Tips to Choose the best currency pairs for trading
- Choose pairs that complement your trading goals and trading style- Some currency pairs can perfectly complement a trading style or strategy while other pairs may fail to provide profitable trading opportunities or you may not get the desired results with it. Hence, you need to find currency pairs that suit your trading style and see if they are ideal to trade as choosing the right pairs allows you to attain your profit targets with ease. So, backtest your strategy with different pairs before going live.
- Select pairs based on your risk appetite – Being a forex trader, you must be prepared to take some amount of risk for each and every trade. But you should not be taking excess risk in any situation. To be more clear, traders with a low-risk tolerance should stick to major pairs or minor pairs. They should not be trading exotic pairs as the risk is higher. However, a trader who can afford to take the risk for a higher profit potential may find exotic pairs to be a match for their strategy.
- Trade familiar pairs – Market knowledge is very important for thriving as a forex trader. It takes time to study a pair and sometimes you will have to learn about the economic and geo-political factors that influence the pair. Because a key economic data release or news event can cause sudden volatility which may affect the profitability of your strategy. So, I recommend trading pairs that you are familiar with as it shortens the learning curve. For instance, a trader from Australia will know about AUD to some extent and thus they will be able to trade well with it.
- Consider the trading session – The time at which you can engage in trading should also be considered for choosing the best pairs for yourself.

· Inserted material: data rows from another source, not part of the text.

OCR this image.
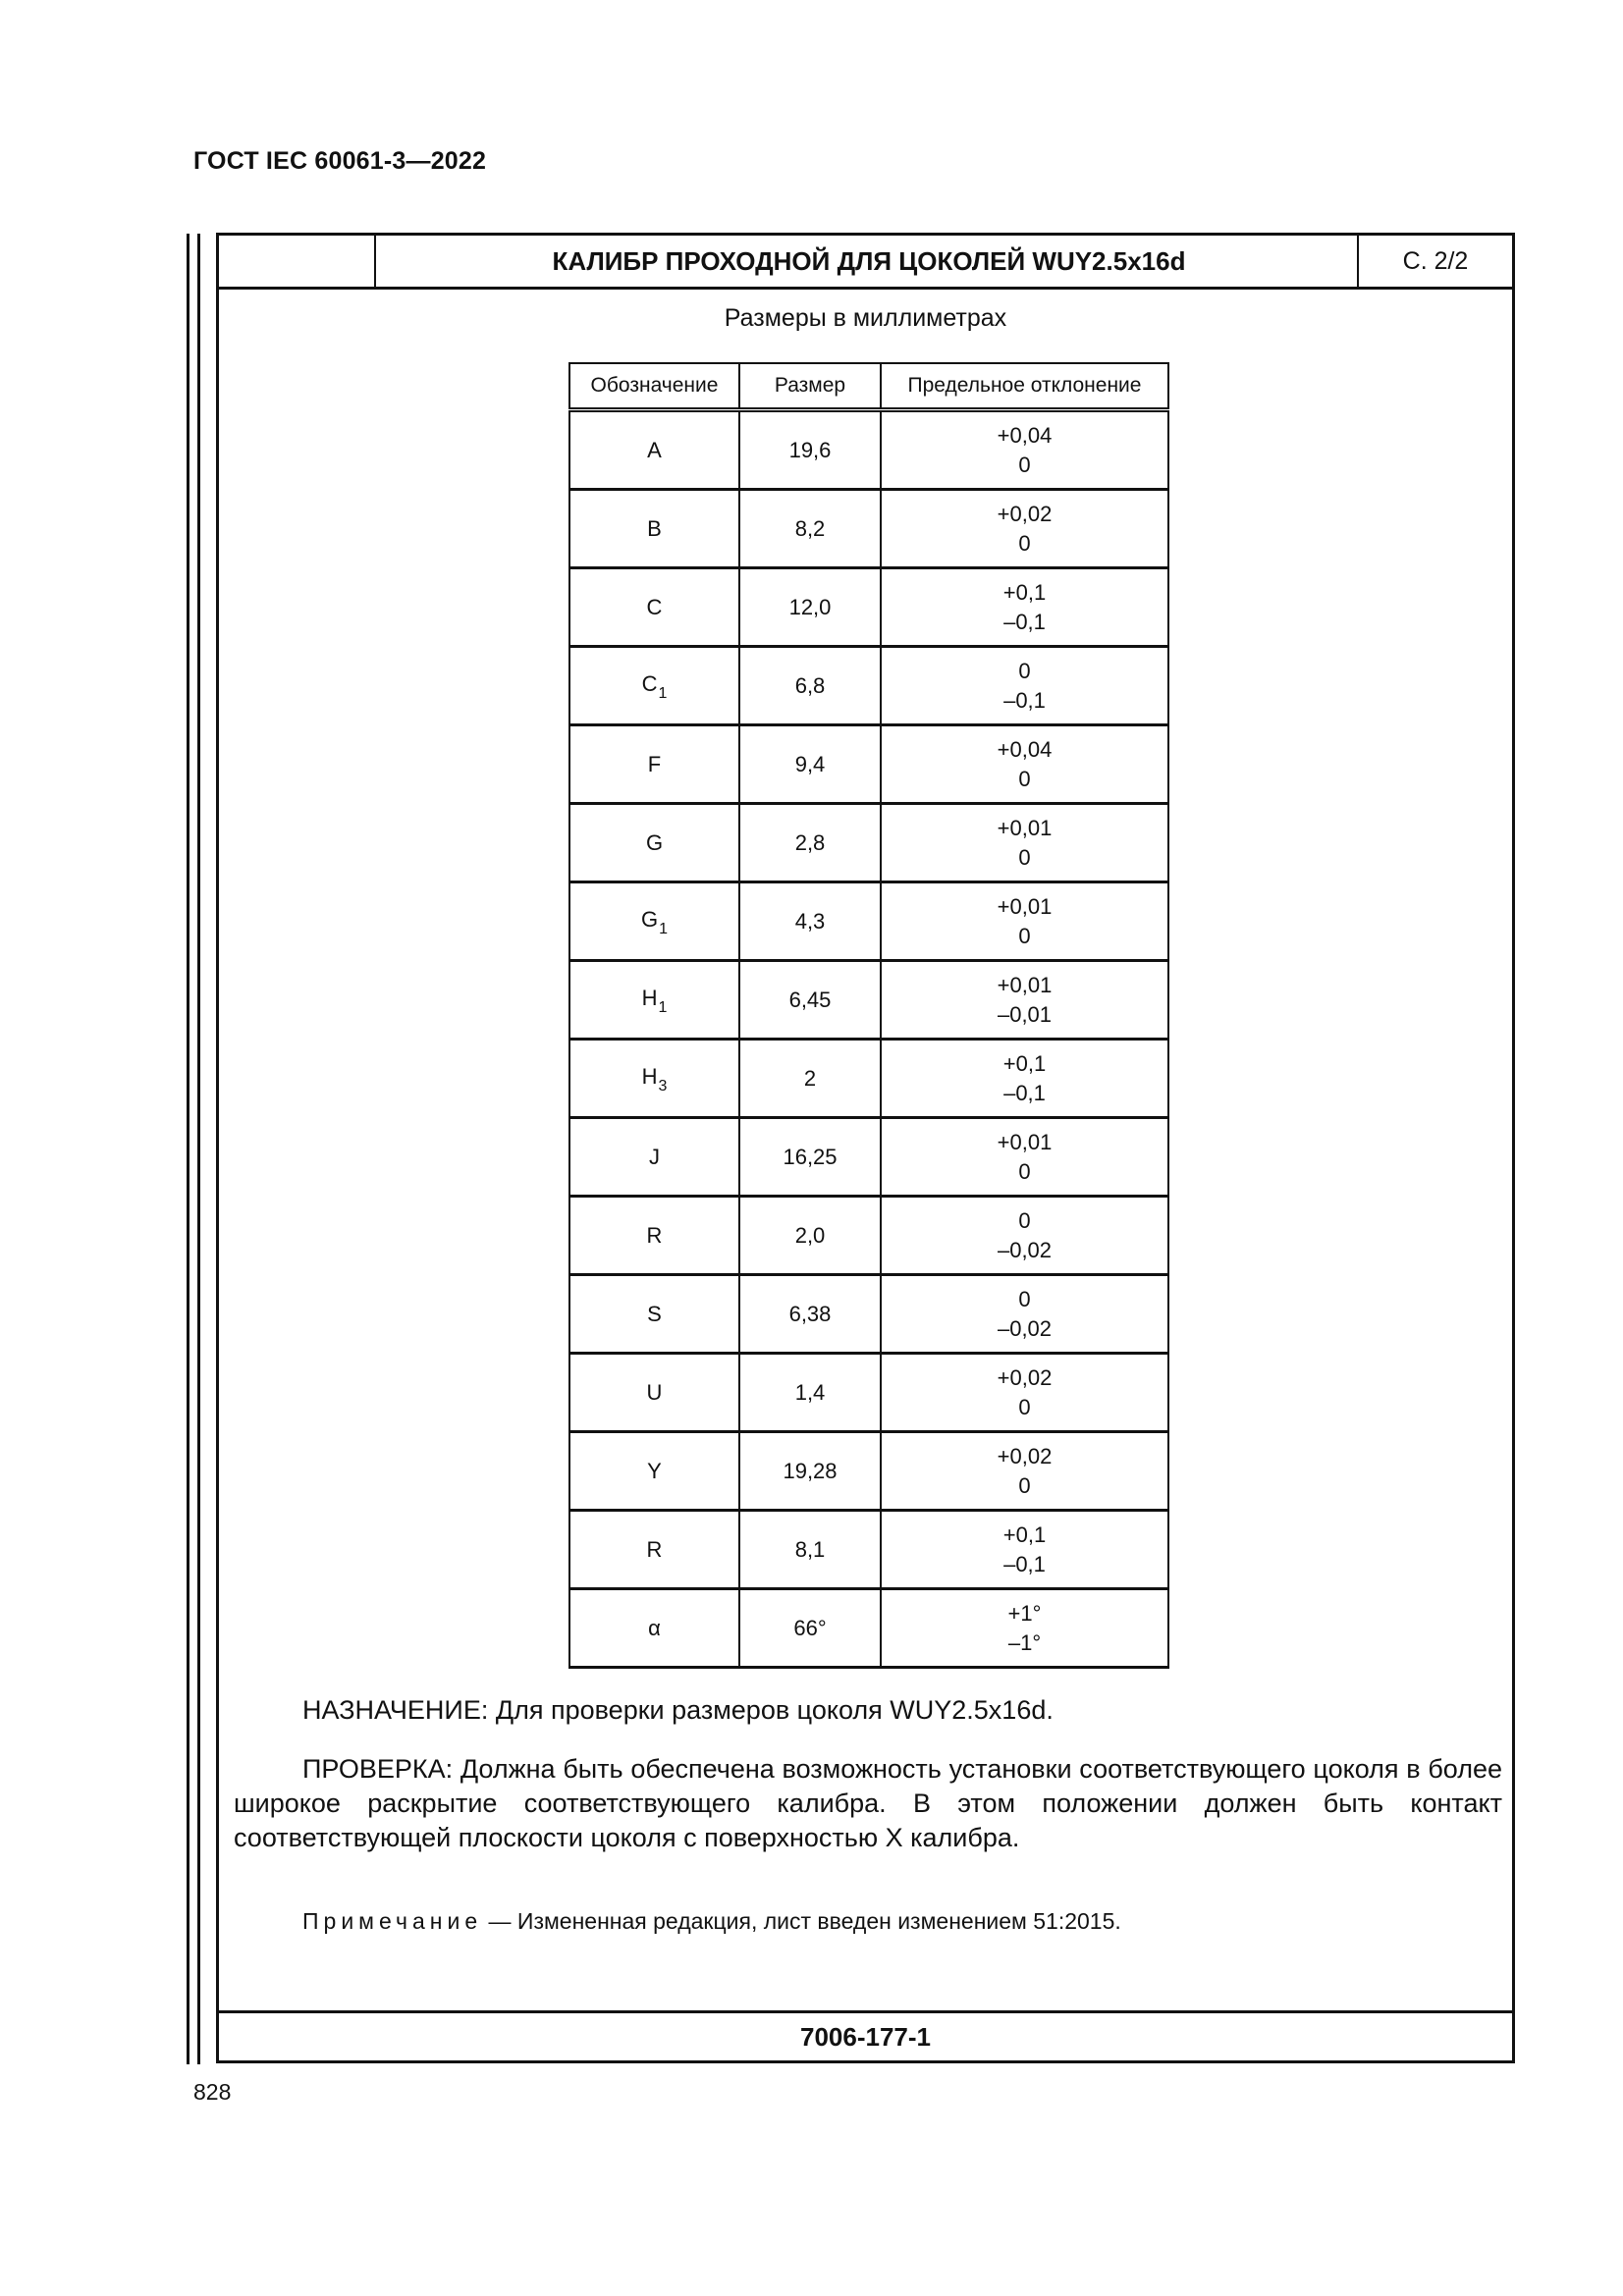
ГОСТ IEC 60061-3—2022
КАЛИБР ПРОХОДНОЙ ДЛЯ ЦОКОЛЕЙ WUY2.5x16d	С. 2/2
Размеры в миллиметрах
Обозначение	Размер	Предельное отклонение
A	19,6	+0,04
0

B	8,2	+0,02
0

C	12,0	+0,1
–0,1

$C_1$	6,8	0
–0,1

F	9,4	+0,04
0

G	2,8	+0,01
0

$G_1$	4,3	+0,01
0

$H_1$	6,45	+0,01
–0,01

$H_3$	2	+0,1
–0,1

J	16,25	+0,01
0

R	2,0	0
–0,02

S	6,38	0
–0,02

U	1,4	+0,02
0

Y	19,28	+0,02
0

R	8,1	+0,1
–0,1

α	66°	+1°
–1°
НАЗНАЧЕНИЕ: Для проверки размеров цоколя WUY2.5x16d.
ПРОВЕРКА: Должна быть обеспечена возможность установки соответствующего цоколя в более широкое раскрытие соответствующего калибра. В этом положении должен быть контакт соответствующей плоскости цоколя с поверхностью X калибра.
Примечание — Измененная редакция, лист введен изменением 51:2015.
7006-177-1
828
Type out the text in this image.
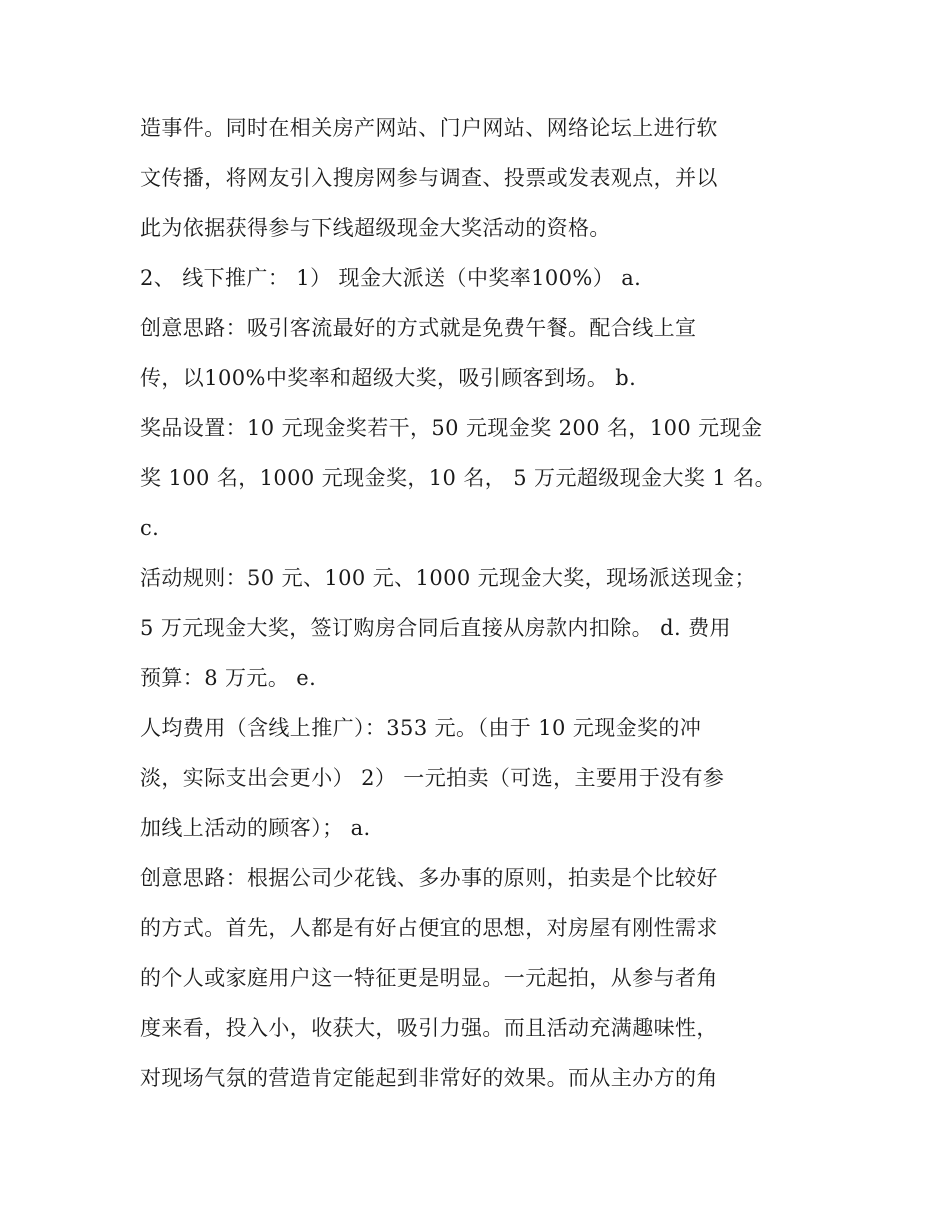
造事件。同时在相关房产网站、门户网站、网络论坛上进行软
文传播，将网友引入搜房网参与调查、投票或发表观点，并以
此为依据获得参与下线超级现金大奖活动的资格。
2、 线下推广： 1） 现金大派送（中奖率100%） a.
创意思路：吸引客流最好的方式就是免费午餐。配合线上宣
传，以100%中奖率和超级大奖，吸引顾客到场。 b.
奖品设置：10 元现金奖若干，50 元现金奖 200 名，100 元现金
奖 100 名，1000 元现金奖，10 名， 5 万元超级现金大奖 1 名。
c.
活动规则：50 元、100 元、1000 元现金大奖，现场派送现金；
5 万元现金大奖，签订购房合同后直接从房款内扣除。 d. 费用
预算：8 万元。 e.
人均费用（含线上推广）：353 元。（由于 10 元现金奖的冲
淡，实际支出会更小） 2） 一元拍卖（可选，主要用于没有参
加线上活动的顾客）； a.
创意思路：根据公司少花钱、多办事的原则，拍卖是个比较好
的方式。首先，人都是有好占便宜的思想，对房屋有刚性需求
的个人或家庭用户这一特征更是明显。一元起拍，从参与者角
度来看，投入小，收获大，吸引力强。而且活动充满趣味性，
对现场气氛的营造肯定能起到非常好的效果。而从主办方的角
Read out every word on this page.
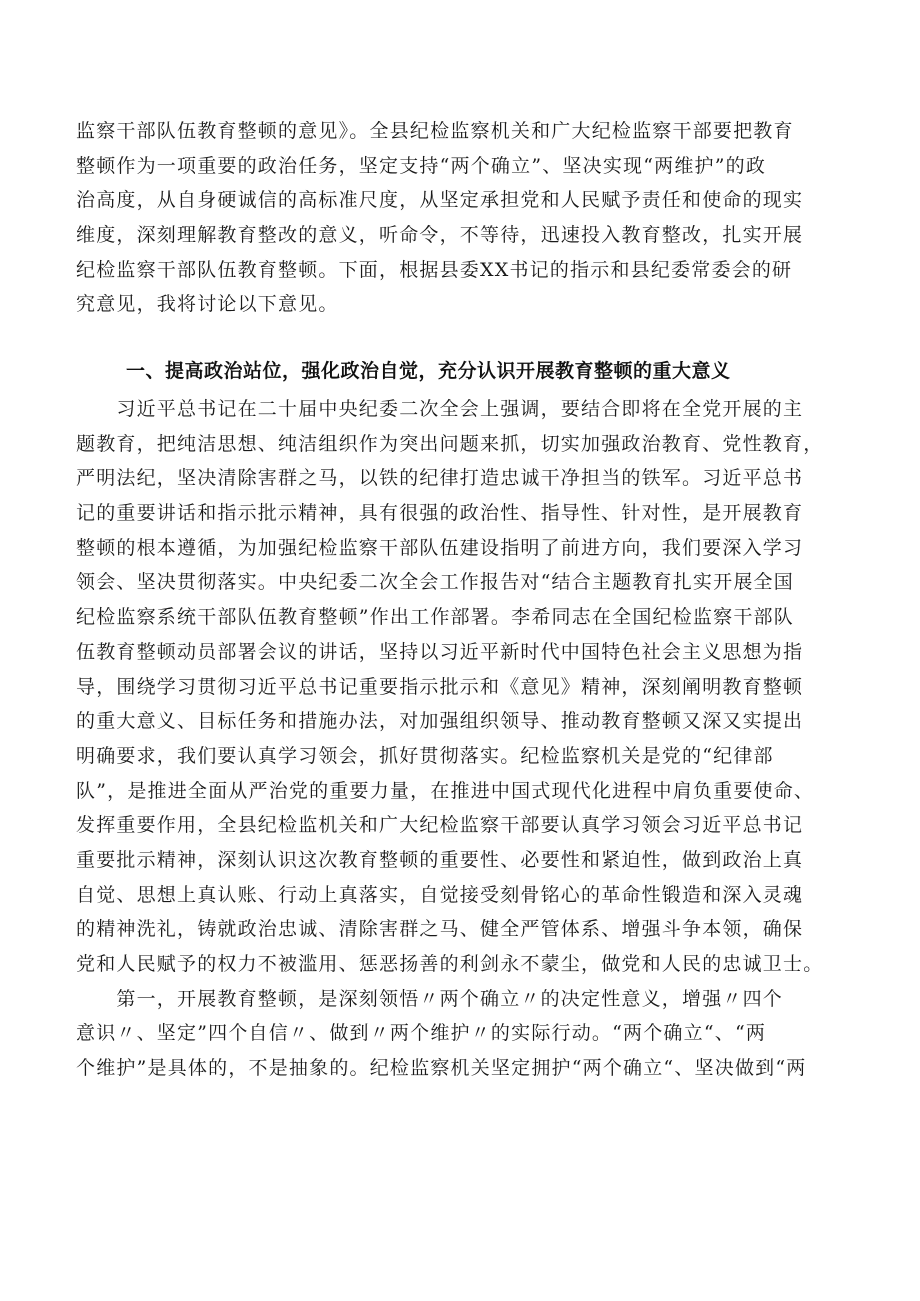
监察干部队伍教育整顿的意见》。全县纪检监察机关和广大纪检监察干部要把教育
整顿作为一项重要的政治任务，坚定支持“两个确立”、坚决实现“两维护”的政
治高度，从自身硬诚信的高标准尺度，从坚定承担党和人民赋予责任和使命的现实
维度，深刻理解教育整改的意义，听命令，不等待，迅速投入教育整改，扎实开展
纪检监察干部队伍教育整顿。下面，根据县委XX书记的指示和县纪委常委会的研
究意见，我将讨论以下意见。
一、提高政治站位，强化政治自觉，充分认识开展教育整顿的重大意义
　　习近平总书记在二十届中央纪委二次全会上强调，要结合即将在全党开展的主
题教育，把纯洁思想、纯洁组织作为突出问题来抓，切实加强政治教育、党性教育，
严明法纪，坚决清除害群之马，以铁的纪律打造忠诚干净担当的铁军。习近平总书
记的重要讲话和指示批示精神，具有很强的政治性、指导性、针对性，是开展教育
整顿的根本遵循，为加强纪检监察干部队伍建设指明了前进方向，我们要深入学习
领会、坚决贯彻落实。中央纪委二次全会工作报告对“结合主题教育扎实开展全国
纪检监察系统干部队伍教育整顿”作出工作部署。李希同志在全国纪检监察干部队
伍教育整顿动员部署会议的讲话，坚持以习近平新时代中国特色社会主义思想为指
导，围绕学习贯彻习近平总书记重要指示批示和《意见》精神，深刻阐明教育整顿
的重大意义、目标任务和措施办法，对加强组织领导、推动教育整顿又深又实提出
明确要求，我们要认真学习领会，抓好贯彻落实。纪检监察机关是党的“纪律部
队”，是推进全面从严治党的重要力量，在推进中国式现代化进程中肩负重要使命、
发挥重要作用，全县纪检监机关和广大纪检监察干部要认真学习领会习近平总书记
重要批示精神，深刻认识这次教育整顿的重要性、必要性和紧迫性，做到政治上真
自觉、思想上真认账、行动上真落实，自觉接受刻骨铭心的革命性锻造和深入灵魂
的精神洗礼，铸就政治忠诚、清除害群之马、健全严管体系、增强斗争本领，确保
党和人民赋予的权力不被滥用、惩恶扬善的利剑永不蒙尘，做党和人民的忠诚卫士。
　　第一，开展教育整顿，是深刻领悟〃两个确立〃的决定性意义，增强〃四个
意识〃、坚定”四个自信〃、做到〃两个维护〃的实际行动。“两个确立“、“两
个维护”是具体的，不是抽象的。纪检监察机关坚定拥护“两个确立“、坚决做到“两
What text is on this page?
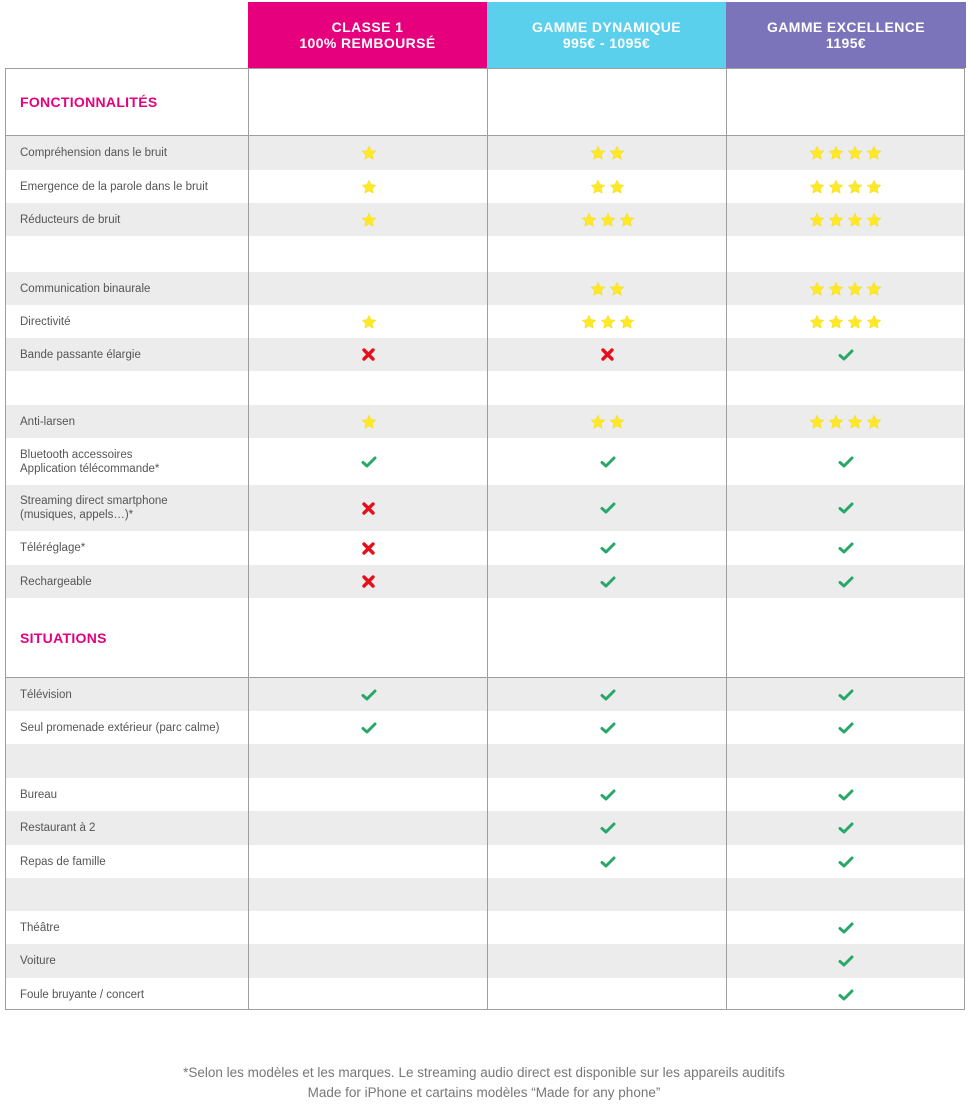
CLASSE 1
100% REMBOURSÉ
GAMME DYNAMIQUE
995€ - 1095€
GAMME EXCELLENCE
1195€
FONCTIONNALITÉS
Compréhension dans le bruit
Emergence de la parole dans le bruit
Réducteurs de bruit
Communication binaurale
Directivité
Bande passante élargie
Anti-larsen
Bluetooth accessoires
Application télécommande*
Streaming direct smartphone
(musiques, appels…)*
Téléréglage*
Rechargeable
SITUATIONS
Télévision
Seul promenade extérieur (parc calme)
Bureau
Restaurant à 2
Repas de famille
Théâtre
Voiture
Foule bruyante / concert
*Selon les modèles et les marques. Le streaming audio direct est disponible sur les appareils auditifs
Made for iPhone et cartains modèles “Made for any phone”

If your schedule goes well with the New York trading session, it will be better to stick with major pairs like EUR/USD actively traded in the session to get enough liquidity. But this is different for each trader as many traders like to trade different sessions for various reasons.
- Trading cost and capital – Trading cost in the forex market includes spreads, commission and rollover fees on overnight positions. So, you need to consider it for optimising your profit potential. Those with a small amount of capital need to stick with major pairs to minimise the trading cost.
Final Thoughts
In the end, the criteria of an ideal trading instrument will be different for each trader but the tips shared in this article can act as a guideline for filtering your options and making a wise choice. So, take your time and pick the best ones.